During a tapering regimen, several different agents may be used such as:

  • The drug itself
  • A longer-acting version of the same type of drug
  • A partial agonist in place of a full agonist
  • A drug or medication with a similar method of action

During opioid detox and treatment for opioid dependence, for example, a short-acting drug like fentanyl may be replaced with a long-acting opioid like methadone, the journal Pain-Treatment Topics publishes. Drugs with longer half-lives stay active in the bloodstream longer, meaning that a person will need fewer doses less often. Partial agonists, like buprenorphine, are also effective during a taper, as they can serve to activate opioid receptors in the brain like a full agonist but not to the same extent, meaning that withdrawal symptoms may be successfully managed and controlled without inducing a high. In the case of alcohol withdrawal, benzodiazepines are often used to replace alcohol during a taper, as these drugs function on the brain in a similar fashion to alcohol.
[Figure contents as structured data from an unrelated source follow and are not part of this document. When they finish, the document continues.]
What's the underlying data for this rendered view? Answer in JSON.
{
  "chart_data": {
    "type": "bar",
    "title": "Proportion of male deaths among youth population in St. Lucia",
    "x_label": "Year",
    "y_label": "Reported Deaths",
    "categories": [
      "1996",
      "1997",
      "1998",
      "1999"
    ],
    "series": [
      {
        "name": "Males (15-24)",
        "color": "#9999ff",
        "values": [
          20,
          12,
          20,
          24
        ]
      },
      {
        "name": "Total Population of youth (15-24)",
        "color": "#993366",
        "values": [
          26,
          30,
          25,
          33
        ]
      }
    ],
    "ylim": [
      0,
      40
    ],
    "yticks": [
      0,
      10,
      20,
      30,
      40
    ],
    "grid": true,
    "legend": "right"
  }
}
Adjunct medications and therapies are also useful during withdrawal and tapering to control specific side effects, like nausea, depression, and insomnia. Tapering drugs down slowly can keep the brain from experiencing a potentially dangerous rebound effect by helping individuals to better manage withdrawal symptoms and drug cravings during detox. Tapering may also decrease the instance and severity of relapse by helping a person to reach a stable physical level, so the focus can shift to behavioral and therapeutic methods to build a strong foundation for a lasting recovery.